So blieb denn dem Knaben nichts anderes übrig, als dem Wunsche seine Eltern zu willfahren und zu Schustermeister Meuser in Kerpen in die Lehre zu treten. Das Schumacherhandwerk hat etwas zum stillen Sinnen und Nachgrübeln Anregendes. Während der Schuster auf seinem Dreibein sitzt, sohlt, fleckt und näht, weilt sein Kopf nicht selten bei hören Dingen. So kommt’s, dass Philosophen und Dichter in ziemlicher Anzahl dieser Zunft entstammen. Wir erinnern an Jakob Böhme, Hans Sachs u.a.

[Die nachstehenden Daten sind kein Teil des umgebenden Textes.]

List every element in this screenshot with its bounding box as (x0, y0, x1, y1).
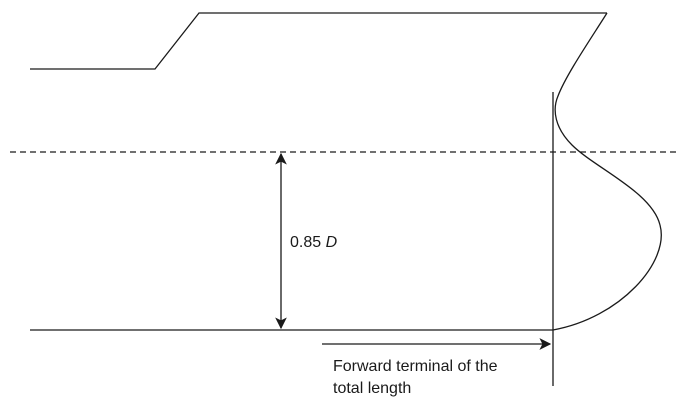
bow-profile (552, 12, 662, 331)
dimension-label: 0.85 D (290, 234, 338, 251)
dimension-value: 0.85 (290, 234, 326, 251)
deck-line (30, 12, 607, 70)
dimension-symbol: D (326, 234, 338, 251)
terminal-label-line1: Forward terminal of the (333, 358, 498, 375)
terminal-label-line2: total length (333, 380, 411, 397)
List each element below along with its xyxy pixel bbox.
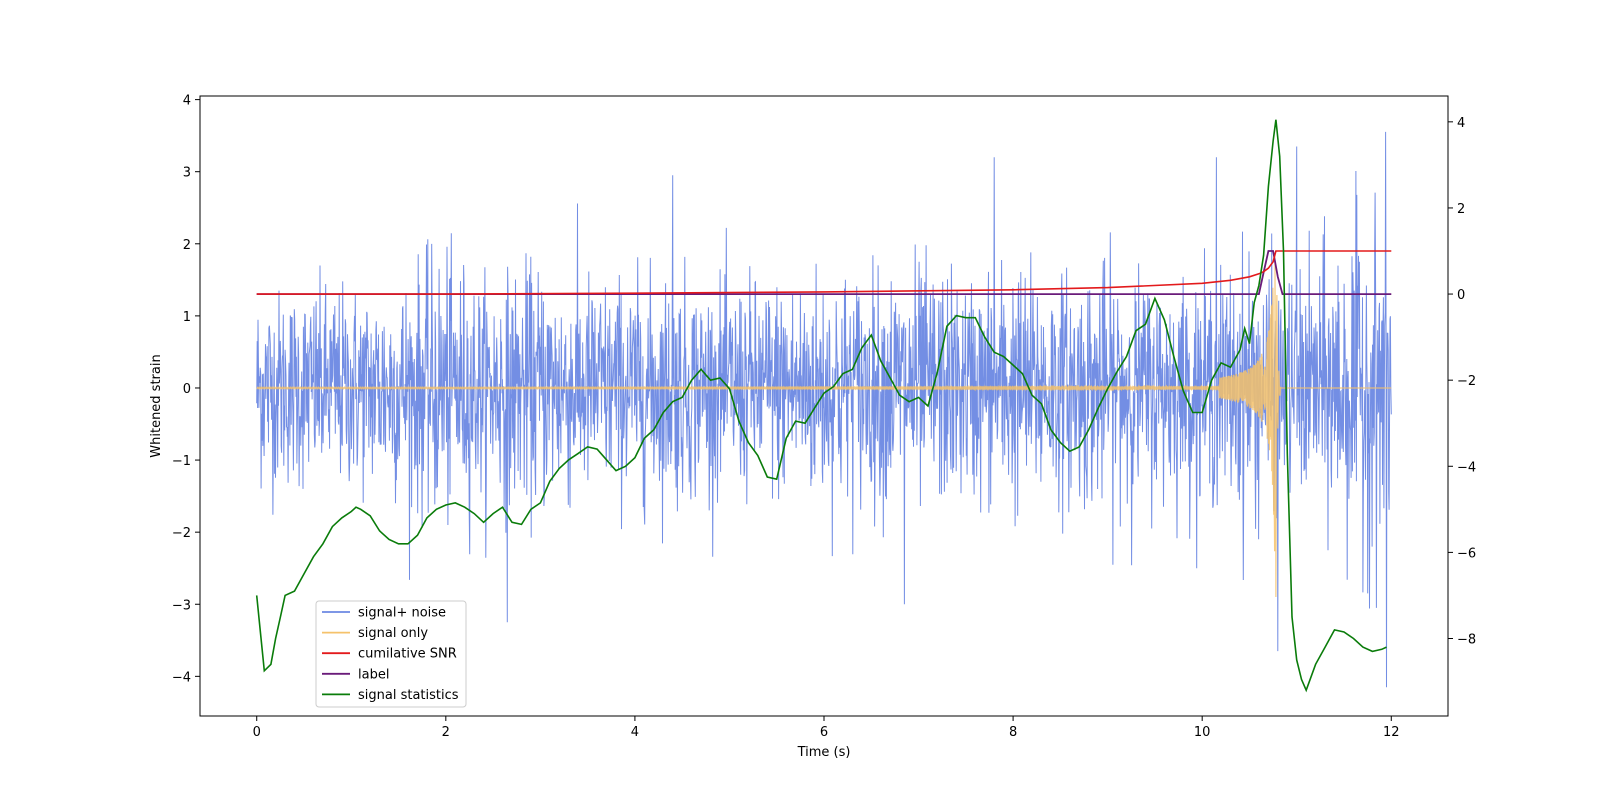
legend-entry: label <box>358 667 389 682</box>
series-line-label <box>256 250 1392 296</box>
y-left-tick-label: −3 <box>172 598 191 613</box>
y-right-tick-label: −4 <box>1457 460 1476 475</box>
x-tick-label: 2 <box>442 725 450 740</box>
series-line-signal-statistics <box>255 119 1387 693</box>
x-axis: 0 2 4 6 8 10 12 <box>253 716 1400 740</box>
y-right-tick-label: 4 <box>1457 116 1465 131</box>
series-line-signal-noise <box>256 131 1392 688</box>
y-axis-left: −4 −3 −2 −1 0 1 2 3 4 <box>172 94 200 685</box>
legend: signal+ noise signal only cumilative SNR la… <box>315 600 467 708</box>
y-right-tick-label: −2 <box>1457 374 1476 389</box>
y-axis-label: Whitened strain <box>149 354 164 457</box>
y-left-tick-label: 3 <box>183 166 191 181</box>
legend-entry: cumilative SNR <box>358 647 457 662</box>
series-line-cumulative-snr <box>256 250 1392 295</box>
y-left-tick-label: −2 <box>172 526 191 541</box>
y-right-tick-label: −6 <box>1457 546 1476 561</box>
series-layer <box>255 119 1392 693</box>
legend-entry: signal+ noise <box>358 606 446 621</box>
x-tick-label: 10 <box>1194 725 1211 740</box>
y-left-tick-label: 4 <box>183 94 191 109</box>
y-right-tick-label: 0 <box>1457 288 1465 303</box>
y-left-tick-label: −1 <box>172 454 191 469</box>
y-left-tick-label: 2 <box>183 238 191 253</box>
y-left-tick-label: 1 <box>183 310 191 325</box>
y-left-tick-label: 0 <box>183 382 191 397</box>
legend-box <box>315 600 467 708</box>
x-axis-label: Time (s) <box>797 745 851 760</box>
y-left-tick-label: −4 <box>172 670 191 685</box>
x-tick-label: 0 <box>253 725 261 740</box>
legend-entry: signal statistics <box>358 688 459 703</box>
y-axis-right: −8 −6 −4 −2 0 2 4 <box>1448 116 1476 648</box>
x-tick-label: 12 <box>1383 725 1400 740</box>
series-line-signal-only <box>256 263 1392 598</box>
x-tick-label: 4 <box>631 725 639 740</box>
legend-entry: signal only <box>358 626 428 641</box>
x-tick-label: 8 <box>1009 725 1017 740</box>
x-tick-label: 6 <box>820 725 828 740</box>
y-right-tick-label: −8 <box>1457 633 1476 648</box>
y-right-tick-label: 2 <box>1457 202 1465 217</box>
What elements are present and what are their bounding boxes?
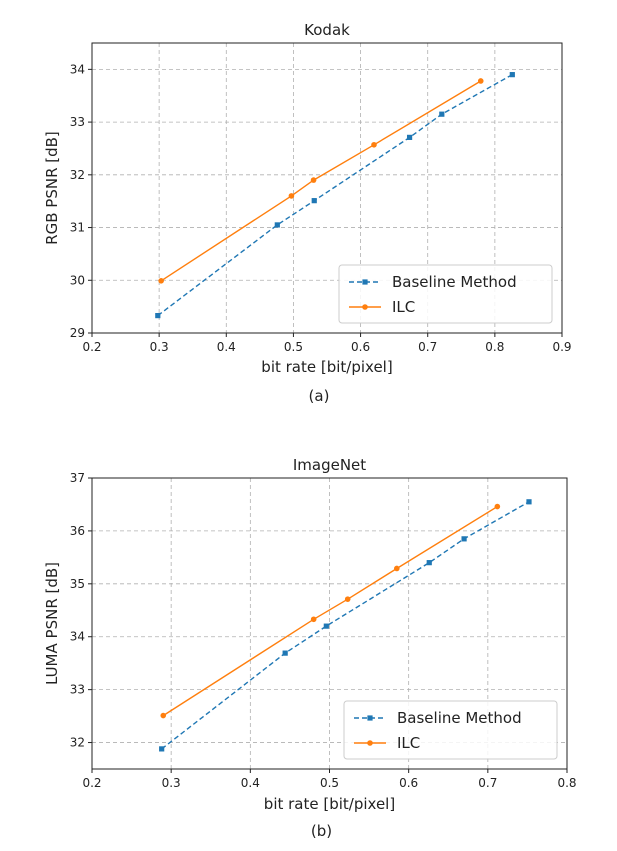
y-tick-label: 32	[70, 168, 85, 182]
data-point-ilc	[393, 565, 400, 572]
y-tick-label: 31	[70, 221, 85, 235]
y-axis-label: RGB PSNR [dB]	[43, 131, 61, 245]
data-point-baseline	[323, 623, 329, 629]
data-point-ilc	[344, 596, 351, 602]
y-tick-label: 32	[70, 736, 85, 750]
data-point-baseline	[155, 313, 161, 319]
x-tick-label: 0.5	[320, 776, 339, 790]
legend-label-ilc: ILC	[392, 298, 415, 316]
x-tick-label: 0.2	[82, 340, 101, 354]
y-tick-label: 36	[70, 524, 85, 538]
y-tick-label: 33	[70, 683, 85, 697]
x-tick-label: 0.4	[217, 340, 236, 354]
chart-title: Kodak	[304, 21, 350, 39]
data-point-baseline	[439, 111, 445, 117]
data-point-ilc	[477, 78, 484, 84]
x-tick-label: 0.8	[557, 776, 576, 790]
chart-imagenet: 0.2 0.3 0.4 0.5 0.6 0.7 0.8 32 33 34 35 36 37 ImageNe…	[43, 456, 577, 840]
series-line-baseline	[161, 501, 530, 750]
legend: Baseline Method ILC	[338, 264, 553, 324]
data-point-ilc	[310, 177, 317, 183]
x-tick-label: 0.4	[241, 776, 260, 790]
data-point-ilc	[158, 278, 164, 284]
legend-marker-ilc	[362, 304, 368, 310]
data-point-baseline	[274, 222, 280, 228]
y-tick-label: 30	[70, 273, 85, 287]
legend-box	[338, 264, 553, 324]
legend-label-baseline: Baseline Method	[397, 709, 522, 727]
x-tick-label: 0.8	[485, 340, 504, 354]
series-line-baseline	[157, 73, 513, 317]
x-axis-label: bit rate [bit/pixel]	[261, 358, 392, 376]
legend-box	[343, 700, 558, 760]
data-point-baseline	[509, 72, 515, 78]
y-tick-label: 34	[70, 62, 85, 76]
data-point-baseline	[311, 198, 317, 204]
x-axis-label: bit rate [bit/pixel]	[264, 795, 395, 813]
x-tick-label: 0.6	[351, 340, 370, 354]
legend: Baseline Method ILC	[343, 700, 558, 760]
data-point-ilc	[310, 616, 317, 623]
y-tick-label: 33	[70, 115, 85, 129]
x-tick-label: 0.5	[284, 340, 303, 354]
data-point-ilc	[494, 503, 501, 510]
data-point-baseline	[461, 536, 467, 542]
data-point-baseline	[282, 650, 288, 656]
legend-marker-baseline	[362, 279, 368, 285]
y-axis-label: LUMA PSNR [dB]	[43, 562, 61, 685]
x-tick-label: 0.7	[478, 776, 497, 790]
data-point-baseline	[426, 560, 432, 566]
y-tick-label: 35	[70, 577, 85, 591]
y-tick-label: 29	[70, 326, 85, 340]
figure-caption: (b)	[311, 822, 332, 840]
plot-frame	[91, 42, 563, 334]
figure-caption: (a)	[309, 387, 330, 405]
legend-marker-baseline	[367, 715, 373, 721]
x-tick-label: 0.3	[150, 340, 169, 354]
x-tick-label: 0.6	[399, 776, 418, 790]
data-point-ilc	[288, 193, 295, 199]
legend-label-ilc: ILC	[397, 734, 420, 752]
series-line-ilc	[162, 506, 498, 717]
data-point-baseline	[159, 746, 165, 752]
legend-marker-ilc	[367, 740, 373, 746]
data-point-ilc	[371, 141, 377, 148]
chart-title: ImageNet	[293, 456, 366, 474]
data-point-baseline	[526, 499, 532, 505]
chart-kodak: 0.2 0.3 0.4 0.5 0.6 0.7 0.8 0.9 29 30 31 32 33 34 Koda…	[43, 21, 572, 405]
y-tick-label: 34	[70, 630, 85, 644]
data-point-baseline	[406, 134, 413, 140]
data-point-ilc	[160, 712, 167, 719]
series-line-ilc	[160, 80, 482, 282]
x-tick-label: 0.3	[162, 776, 181, 790]
plot-frame	[91, 477, 568, 770]
y-tick-label: 37	[70, 471, 85, 485]
x-tick-label: 0.2	[82, 776, 101, 790]
x-tick-label: 0.9	[552, 340, 571, 354]
legend-label-baseline: Baseline Method	[392, 273, 517, 291]
x-tick-label: 0.7	[418, 340, 437, 354]
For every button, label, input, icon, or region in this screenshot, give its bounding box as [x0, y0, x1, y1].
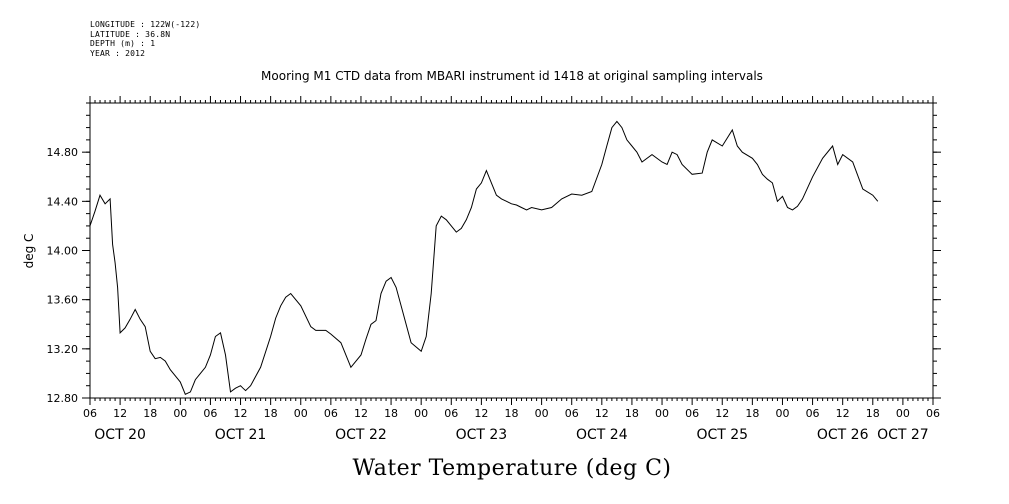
y-tick-label: 14.80	[47, 146, 79, 159]
x-hour-label: 06	[83, 407, 97, 420]
x-hour-label: 12	[113, 407, 127, 420]
latitude-text: LATITUDE : 36.8N	[90, 29, 171, 39]
y-tick-label: 12.80	[47, 392, 79, 405]
x-hour-label: 06	[444, 407, 458, 420]
x-hour-label: 06	[565, 407, 579, 420]
x-hour-label: 00	[294, 407, 308, 420]
x-hour-label: 00	[535, 407, 549, 420]
x-day-label: OCT 26	[817, 427, 869, 443]
x-hour-label: 06	[324, 407, 338, 420]
x-day-label: OCT 24	[576, 427, 628, 443]
plot-frame	[89, 102, 934, 399]
x-hour-label: 18	[384, 407, 398, 420]
y-tick-label: 14.00	[47, 245, 79, 258]
x-hour-label: 00	[896, 407, 910, 420]
x-axis-title: Water Temperature (deg C)	[353, 456, 672, 481]
x-hour-label: 12	[715, 407, 729, 420]
y-tick-label: 13.60	[47, 294, 79, 307]
y-axis-label: deg C	[22, 234, 36, 269]
x-hour-label: 18	[625, 407, 639, 420]
x-hour-label: 18	[745, 407, 759, 420]
x-hour-label: 00	[173, 407, 187, 420]
x-hour-label: 00	[775, 407, 789, 420]
y-tick-label: 14.40	[47, 195, 79, 208]
temperature-series-line	[89, 120, 879, 395]
x-hour-label: 18	[264, 407, 278, 420]
year-text: YEAR : 2012	[90, 48, 146, 58]
y-tick-label: 13.20	[47, 343, 79, 356]
depth-text: DEPTH (m) : 1	[90, 39, 156, 48]
x-day-label: OCT 23	[456, 427, 508, 443]
x-hour-label: 06	[203, 407, 217, 420]
x-day-label: OCT 25	[696, 427, 748, 443]
x-hour-label: 12	[595, 407, 609, 420]
x-hour-label: 18	[143, 407, 157, 420]
x-hour-label: 00	[414, 407, 428, 420]
x-hour-label: 12	[354, 407, 368, 420]
x-hour-label: 18	[505, 407, 519, 420]
x-hour-label: 12	[836, 407, 850, 420]
metadata-block: LONGITUDE : 122W(-122) LATITUDE : 36.8N …	[90, 20, 200, 58]
x-hour-label: 06	[685, 407, 699, 420]
x-day-label: OCT 21	[215, 427, 267, 443]
y-axis: 12.80 13.20 13.60 14.00 14.40 14.80	[47, 102, 941, 405]
x-hour-label: 12	[474, 407, 488, 420]
x-hour-label: 00	[655, 407, 669, 420]
x-hour-label: 12	[234, 407, 248, 420]
x-day-label: OCT 20	[94, 427, 146, 443]
chart-title: Mooring M1 CTD data from MBARI instrumen…	[261, 69, 763, 83]
x-hour-label: 18	[866, 407, 880, 420]
longitude-text: LONGITUDE : 122W(-122)	[90, 20, 201, 29]
x-day-label: OCT 22	[335, 427, 387, 443]
x-day-label: OCT 27	[877, 427, 929, 443]
x-hour-label: 06	[926, 407, 940, 420]
x-hour-label: 06	[806, 407, 820, 420]
x-axis: 06 12 18 00 06 12 18 00 06 12 18 00 06 12 18 00 06 12 18 00…	[83, 96, 940, 443]
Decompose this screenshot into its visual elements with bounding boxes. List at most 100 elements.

Was indes Kolping unternahm, das tat er ganz und recht schaffen. Er legte allen Fleiß und Eifer daran, in seinem Gewerbe etwas Tüchtiges zu werden und zu leisten. Nachdem er die Lehre bestanden, arbeitete er als Gesell auf ländlichen Werkstätten der Umgebung; so von 1829 bis 1830 in Sindorf; von da ging er nach Düren. Überall hat er sich zur vollsten Zufriedenheit seiner Meister geführt. Ob er auf dem Lande ein Virtuoser in seiner Kunst geworden, wissen wir nicht; so viel ist uns nur bekannt, dass er später in den Versammlungen seiner Vereinssöhne Veranlassung nahm, an die Notwendigkeit des Strebens nach allseitige geschäftlicher Tüchtigkeit zu erinnern, und die  Mittel und Wege, die dazu führen, dringend empfahl. Er führte nicht selten sein anfängliches Leben als Schustergeselle als Beispiel an, und wir erinnern uns, wie er unter schelmischem Lachen erzählte, dass er als junger Schuster seinem Vater ein paar Stiefel gemacht habe, die so ungeschickt waren, dass der gute Vater Peter Kolping seine Füße hinein-, aber nicht mehr herausbrachte. „So geht’s‘, sagte er dann, „man muss immer lernen, und jeder die Erfahrung machen, dass kein Gelehrter, aber auch kein Handwerker vom Himmel gefallen ist.“

Am 4. Juli 1833 starb seine Mutter, eine vortreffliche Frau, an der Kolping mit der innigsten Zärtlichkeit hing und an deren Frommsein und Liebe er sich sein ganzes Leben lang erinnerte. Häufig sprach eher in vertrauten Freundeskreis von dieser tiefreligiösen Mutter. Wir besitzen noch ein 36 Strophen langes Gedicht, der Zeit nach das erste, welches er verfasste; es ist überschrieben: „ Am Grabe meiner geliebten Mutter“, vom Jahre 1833; er nennt es ein zwar ungefüges Gedicht, aber auch ein Denkmal kindlicher Liebe, welche eher einer solchen Mutter schuldig zu sein glaubte.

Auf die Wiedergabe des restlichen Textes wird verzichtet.